Welcome to the World of Tomorrow

Welcome to the World of Tomorrow! That’s the kind of jingoistic positivism you’d hear about things like the World’s Fair back in the 1930s and 40s. It’s also what you’ll hear from me right now as I talk about the New York Public Library’s new iPad app, Biblion, which was just released this week. Biblion is a marvelous showcase of how to design interactive information for the touchscreen tablet. It is not a book, per se. Nor is it a website. It is an amalgam of text, image, audio, and video organized in a way that makes sense on this new platform.

Biblion: The Boundless Library contains a wonderful assortment of archival materials from NYPL about the 1939-1940 World’s Fair in New York. The NYPL website suggests that this is just the first of many “displays” for Biblion. Is it a magazine? Is it an encyclopedia? A book series? We don’t know yet. They call it “An NYPL Digital Publication.” Welcome to the post-bibliographic age!

Part of the beauty of Biblion is the variety of navigation schemes that are employed. The linearity of the print book is forever destroyed in this publication. You can riffle through images, scroll through text, pinch and expand thumbnails, and follow sidebars to your heart’s content. Like the much-lauded The Elements, Biblion takes familiar kinds of information (photos, manuscript materials, drawings, posters, etc.) and reworks them for a new medium. All of these are fairly intuitive. The iconography makes it easy to work your way back to familiar territory. There are, nonetheless, a couple of missing elements that I think would be useful: an index or sitemap and a search function.

Gypsy Rose LeeThe elements of Biblion work well together. The whole is rather masterfully curated, wedding spot-on selections from an archive of over 2,500 boxes with contemporary essays by notable authors and scholars.
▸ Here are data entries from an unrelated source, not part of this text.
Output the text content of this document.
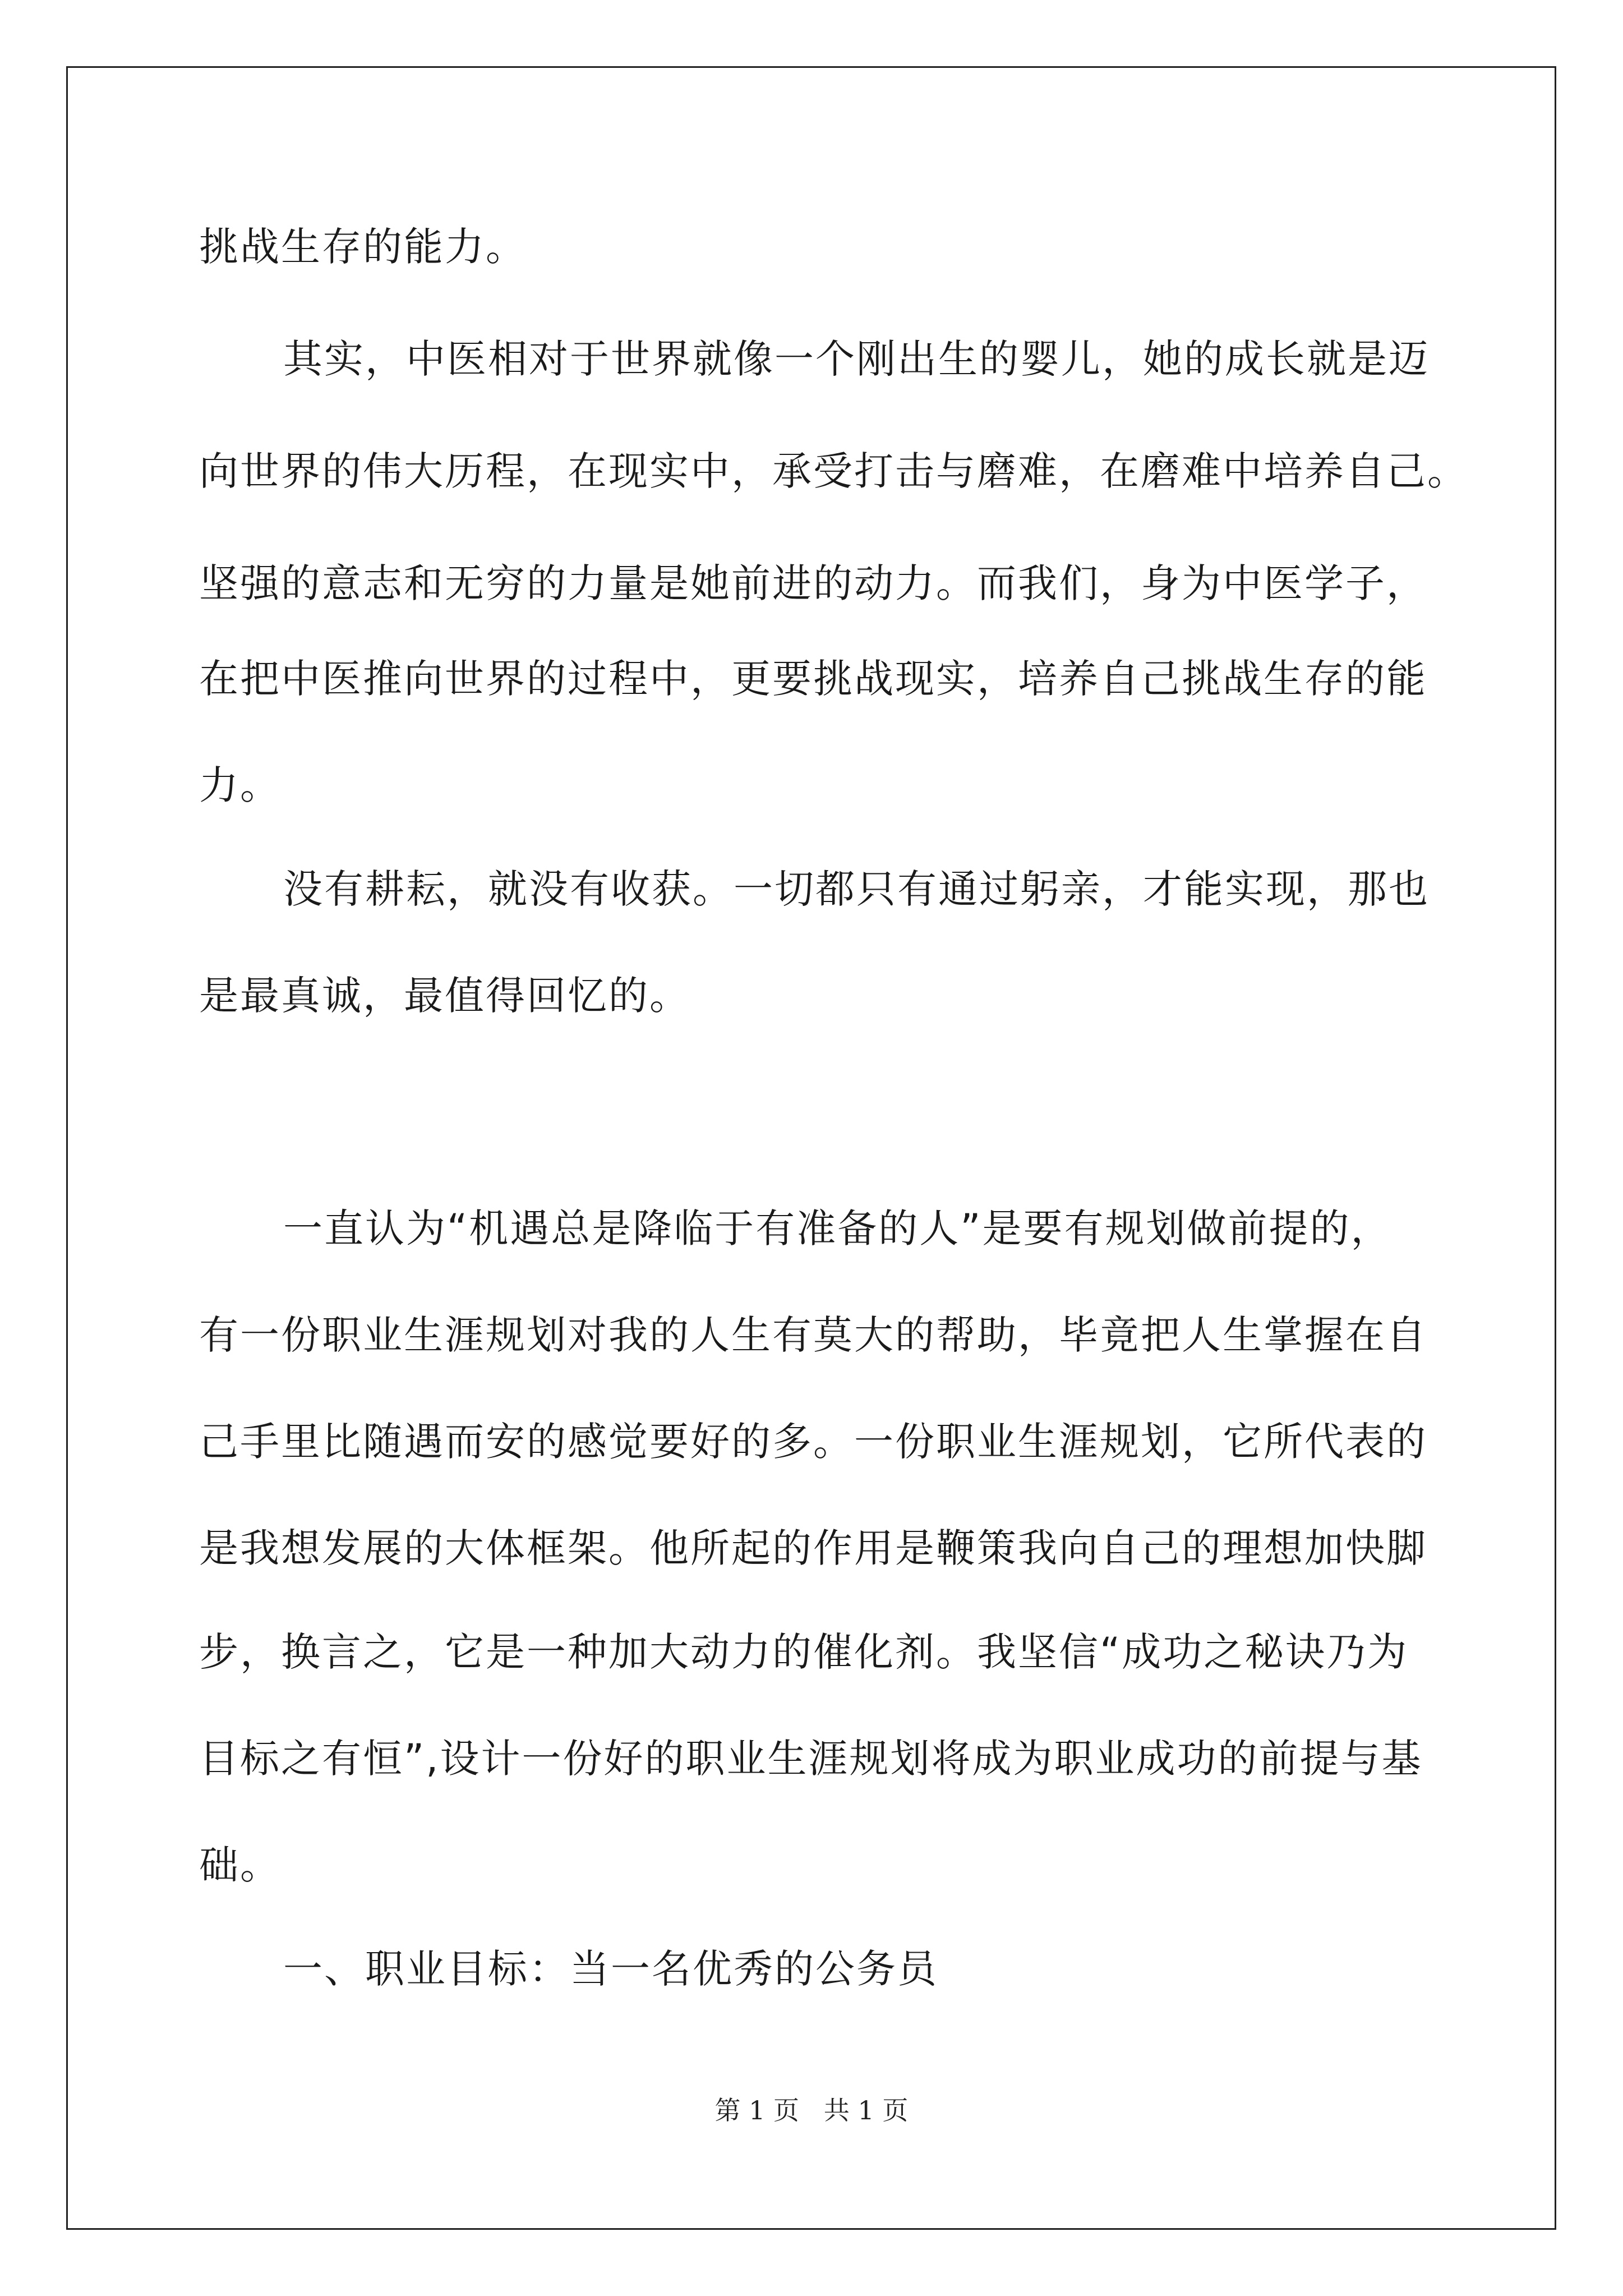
挑战生存的能力。
其实，中医相对于世界就像一个刚出生的婴儿，她的成长就是迈
向世界的伟大历程，在现实中，承受打击与磨难，在磨难中培养自己。
坚强的意志和无穷的力量是她前进的动力。而我们，身为中医学子，
在把中医推向世界的过程中，更要挑战现实，培养自己挑战生存的能
力。
没有耕耘，就没有收获。一切都只有通过躬亲，才能实现，那也
是最真诚，最值得回忆的。
一直认为“机遇总是降临于有准备的人”是要有规划做前提的，
有一份职业生涯规划对我的人生有莫大的帮助，毕竟把人生掌握在自
己手里比随遇而安的感觉要好的多。一份职业生涯规划，它所代表的
是我想发展的大体框架。他所起的作用是鞭策我向自己的理想加快脚
步，换言之，它是一种加大动力的催化剂。我坚信“成功之秘诀乃为
目标之有恒”,设计一份好的职业生涯规划将成为职业成功的前提与基
础。
一、职业目标：当一名优秀的公务员
第 1 页   共 1 页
Historic figures like Gypsy Rose Lee, Albert Einstein, and Adolf Hitler all weave together in an interesting story (that still functions as a story). Essays by Amy Azzarito, William Grimes, and Karen Abbott enrich the visual information with compelling text. American Rose at the Fair

 

A library created this wonderful app, but it is unclear how libraries can help serve library users in this particular information ecosystem. Apple designs things to be accessed and used by individuals. Sharing is not yet part of the plan. Even in a non-sharing environment, however, libraries can still serve to aid discovery. If you’ve ever tried to find something in iTunes, you can image how useful a catalog of apps would be. In terms of owning and sharing collections, maybe those days are over. Maybe now we’ve moved into a world where we still buy materials, but we give each copy away to individuals on an “as needed” basis. Rushing headlong into the post-bibliographic world of tomorrow.